Near the end of the 6500 block of DP, officers catch a young man tampering with an Isuzu parked along the street. The man has removed the gas cap and placed it on the top of the car. An officer takes the man’s driver license and begins reviewing the information when both officers suddenly take off running to break up a potential fight down the block. The vehicular hooligan cries out to his friends standing in the shadows across the street, “Should I run? He has my ID! Should I run?”

“Yeah! Yeah! Yeah!” cheer his friends but just as the young man leans forward to run, the officers return, none too happy upon observing his attempt of flight. The owner of the Isuzu is retrieved from the house behind, briefed of the situation and asked if he would like to press charges. The irate Isuzu driver enthusiastically proclaims, “I am so sick of people messing with my car. Yeah, I wanna press charges!”

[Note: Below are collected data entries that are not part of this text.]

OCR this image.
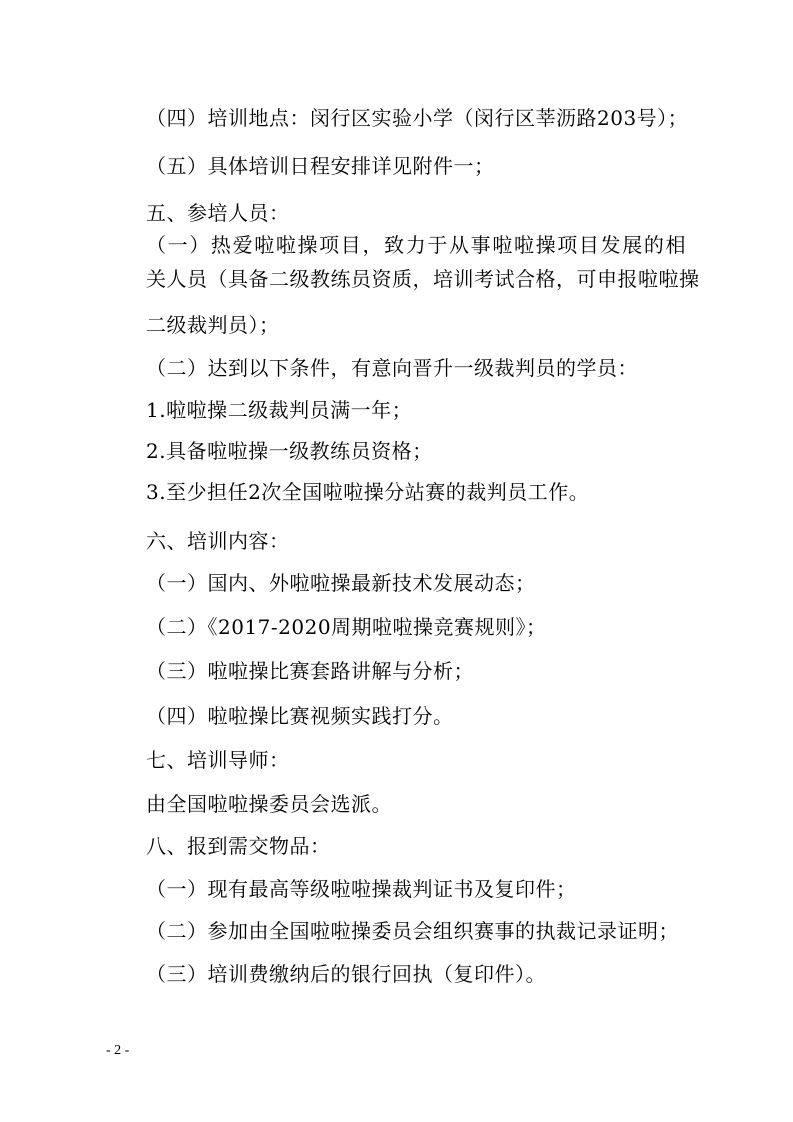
（四）培训地点：闵行区实验小学（闵行区莘沥路203号）；
（五）具体培训日程安排详见附件一；
五、参培人员：
（一）热爱啦啦操项目，致力于从事啦啦操项目发展的相
关人员（具备二级教练员资质，培训考试合格，可申报啦啦操
二级裁判员）；
（二）达到以下条件，有意向晋升一级裁判员的学员：
1.啦啦操二级裁判员满一年；
2.具备啦啦操一级教练员资格；
3.至少担任2次全国啦啦操分站赛的裁判员工作。
六、培训内容：
（一）国内、外啦啦操最新技术发展动态；
（二）《2017-2020周期啦啦操竞赛规则》；
（三）啦啦操比赛套路讲解与分析；
（四）啦啦操比赛视频实践打分。
七、培训导师：
由全国啦啦操委员会选派。
八、报到需交物品：
（一）现有最高等级啦啦操裁判证书及复印件；
（二）参加由全国啦啦操委员会组织赛事的执裁记录证明；
（三）培训费缴纳后的银行回执（复印件）。
- 2 -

The offender begins to babble that he was just pulling a prank and that all sorts of people have screwed with his car in the past. The officers explain that it is no excuse for messing with a stranger’s vehicle and that they have no idea if the removal of the gas cap was all the young man would have done. The young man is charged with vehicle tampering, which is a misdemeanor punishable by a fine, imprisonment or both. The young man is placed in handcuffs and walked to a police car.

The White Rubber Gloves

Around 1:30 a.m., a large group of IVFP deputies and officers are standing in front of the 6500 DP beach access when a young man stumbles to the top of the stairs from the salty scented darkness below. The man is extremely intoxicated and appears suspicious. The officers now have probable cause to search him.

This quickly leads to a classic “spread ’em” situation against a police car. Two officers put on white rubber gloves. One officer searches the man and hands whatever he finds to the other. The sea-loving drunkard has a round, silver flask full of dark alcohol. The liquor is poured out and the man is handcuffed and taken to the county jail for public intoxication. Once the man has sobered up, police will release him and he may receive some additional fines.

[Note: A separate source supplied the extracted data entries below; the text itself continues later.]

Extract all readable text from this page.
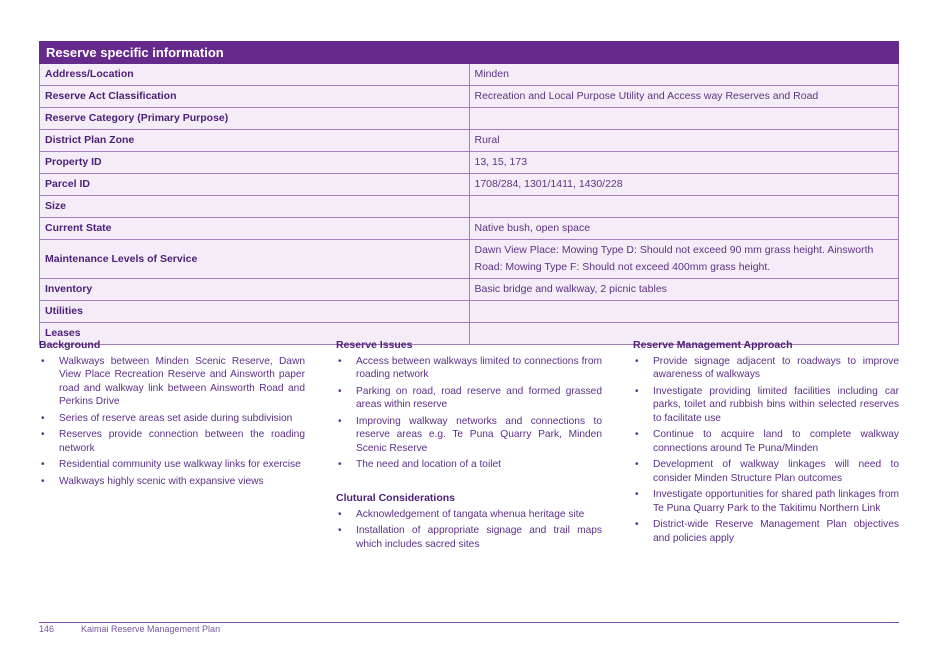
Reserve specific information	
Address/Location	Minden
Reserve Act Classification	Recreation and Local Purpose Utility and Access way Reserves and Road
Reserve Category (Primary Purpose)	
District Plan Zone	Rural
Property ID	13, 15, 173
Parcel ID	1708/284, 1301/1411, 1430/228
Size	
Current State	Native bush, open space
Maintenance Levels of Service	Dawn View Place: Mowing Type D: Should not exceed 90 mm grass height. Ainsworth Road: Mowing Type F: Should not exceed 400mm grass height.
Inventory	Basic bridge and walkway, 2 picnic tables
Utilities	
Leases	
Background
• Walkways between Minden Scenic Reserve, Dawn View Place Recreation Reserve and Ainsworth paper road and walkway link between Ainsworth Road and Perkins Drive
• Series of reserve areas set aside during subdivision
• Reserves provide connection between the roading network
• Residential community use walkway links for exercise
• Walkways highly scenic with expansive views
Reserve Issues
• Access between walkways limited to connections from roading network
• Parking on road, road reserve and formed grassed areas within reserve
• Improving walkway networks and connections to reserve areas e.g. Te Puna Quarry Park, Minden Scenic Reserve
• The need and location of a toilet
Clutural Considerations
• Acknowledgement of tangata whenua heritage site
• Installation of appropriate signage and trail maps which includes sacred sites
Reserve Management Approach
• Provide signage adjacent to roadways to improve awareness of walkways
• Investigate providing limited facilities including car parks, toilet and rubbish bins within selected reserves to facilitate use
• Continue to acquire land to complete walkway connections around Te Puna/Minden
• Development of walkway linkages will need to consider Minden Structure Plan outcomes
• Investigate opportunities for shared path linkages from Te Puna Quarry Park to the Takitimu Northern Link
• District-wide Reserve Management Plan objectives and policies apply
146	Kaimai Reserve Management Plan
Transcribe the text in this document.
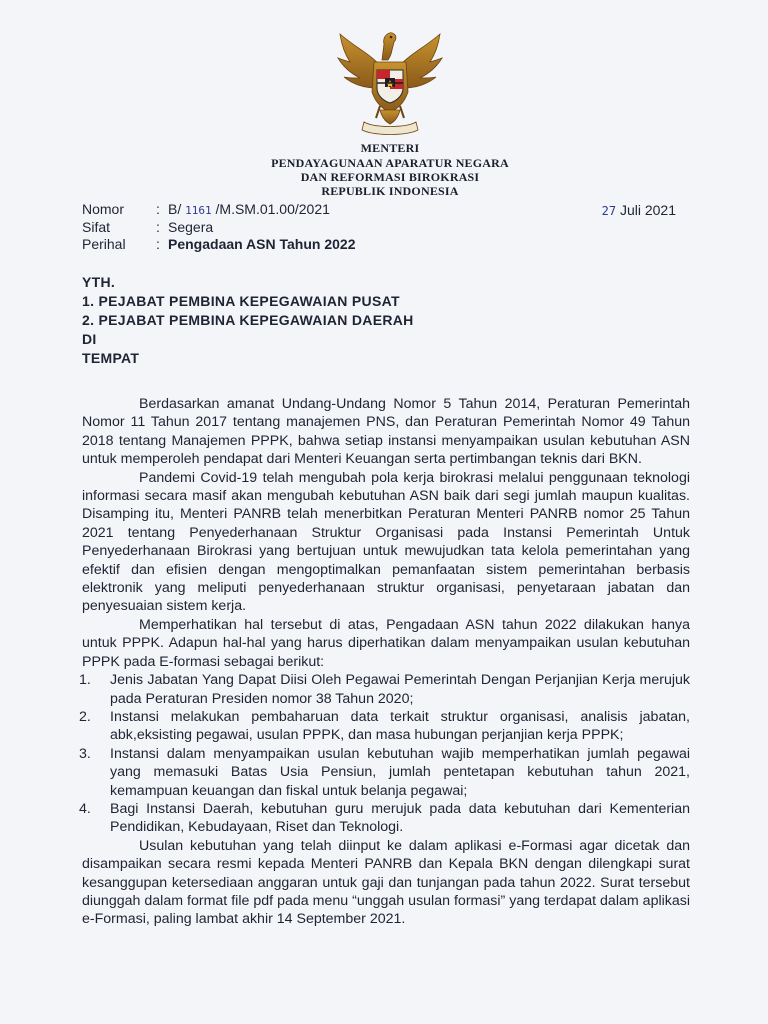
MENTERI
PENDAYAGUNAAN APARATUR NEGARA
DAN REFORMASI BIROKRASI
REPUBLIK INDONESIA
Nomor : B/ 1161 /M.SM.01.00/2021
Sifat	: Segera
Perihal : Pengadaan ASN Tahun 2022
27 Juli 2021
YTH.
1. PEJABAT PEMBINA KEPEGAWAIAN PUSAT
2. PEJABAT PEMBINA KEPEGAWAIAN DAERAH
DI
TEMPAT

Berdasarkan amanat Undang-Undang Nomor 5 Tahun 2014, Peraturan Pemerintah Nomor 11 Tahun 2017 tentang manajemen PNS, dan Peraturan Pemerintah Nomor 49 Tahun 2018 tentang Manajemen PPPK, bahwa setiap instansi menyampaikan usulan kebutuhan ASN untuk memperoleh pendapat dari Menteri Keuangan serta pertimbangan teknis dari BKN.

Pandemi Covid-19 telah mengubah pola kerja birokrasi melalui penggunaan teknologi informasi secara masif akan mengubah kebutuhan ASN baik dari segi jumlah maupun kualitas. Disamping itu, Menteri PANRB telah menerbitkan Peraturan Menteri PANRB nomor 25 Tahun 2021 tentang Penyederhanaan Struktur Organisasi pada Instansi Pemerintah Untuk Penyederhanaan Birokrasi yang bertujuan untuk mewujudkan tata kelola pemerintahan yang efektif dan efisien dengan mengoptimalkan pemanfaatan sistem pemerintahan berbasis elektronik yang meliputi penyederhanaan struktur organisasi, penyetaraan jabatan dan penyesuaian sistem kerja.

Memperhatikan hal tersebut di atas, Pengadaan ASN tahun 2022 dilakukan hanya untuk PPPK. Adapun hal-hal yang harus diperhatikan dalam menyampaikan usulan kebutuhan PPPK pada E-formasi sebagai berikut:

1. Jenis Jabatan Yang Dapat Diisi Oleh Pegawai Pemerintah Dengan Perjanjian Kerja merujuk pada Peraturan Presiden nomor 38 Tahun 2020;
2. Instansi melakukan pembaharuan data terkait struktur organisasi, analisis jabatan, abk,eksisting pegawai, usulan PPPK, dan masa hubungan perjanjian kerja PPPK;
3. Instansi dalam menyampaikan usulan kebutuhan wajib memperhatikan jumlah pegawai yang memasuki Batas Usia Pensiun, jumlah pentetapan kebutuhan tahun 2021, kemampuan keuangan dan fiskal untuk belanja pegawai;
4. Bagi Instansi Daerah, kebutuhan guru merujuk pada data kebutuhan dari Kementerian Pendidikan, Kebudayaan, Riset dan Teknologi.

Usulan kebutuhan yang telah diinput ke dalam aplikasi e-Formasi agar dicetak dan disampaikan secara resmi kepada Menteri PANRB dan Kepala BKN dengan dilengkapi surat kesanggupan ketersediaan anggaran untuk gaji dan tunjangan pada tahun 2022. Surat tersebut diunggah dalam format file pdf pada menu “unggah usulan formasi” yang terdapat dalam aplikasi e-Formasi, paling lambat akhir 14 September 2021.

Generally, courts will mandate that first-time offenders under 21 enroll in the Youth Offender Program. Penalties can include fines, the suspension of one’s driver license for one year and mandatory alcohol classes. In addition, UCSB may send a letter home to one’s parents detailing the violation.

As far as I.V. weekends go, this particular night is actually uneventful. Police gave 25 citations and made two arrests, most of which were for open containers. Carrying an open container down DP is like playing Russian roulette and the safest way to win is not to play. The mistakes made by these rabble-rousers are easily avoided if you party as smart as you party hard.

General Guidelines for Citation-Free Partying
1. Always carry your cups upside-down to show you have no booze and the IVFP will have no reason to stop you.
2. After midnight on weekends and ten on weekdays, music cannot be audible from 100 feet over a property line or you can get a noise infraction that comes with a $108 fine.
3. Walk your bike to avoid a BUI. That’s biking under the influence and although it may seem fun at the time, if convicted, you’ll have to go to court and possibly pay a fine of $1,300 and have your driver license suspended for a year.
4. Don’t carry an open container!
5. If you’re under 21, even carrying a closed container of alcohol for someone else can get you a citation.
6. Holding hands with 12 other people will not save you from getting in trouble if you’re intoxicated.
7. Don’t lie or mouth off to the IVFP.
8. Don’t attract attention to yourself by running, yelling or picking a fight.
9. Don’t take off your shoes or sit down on the curb. It’s usually a sign that you’re intensely intoxicated and an officer will probably approach you.
10. Always party with friends who will watch out for your safety.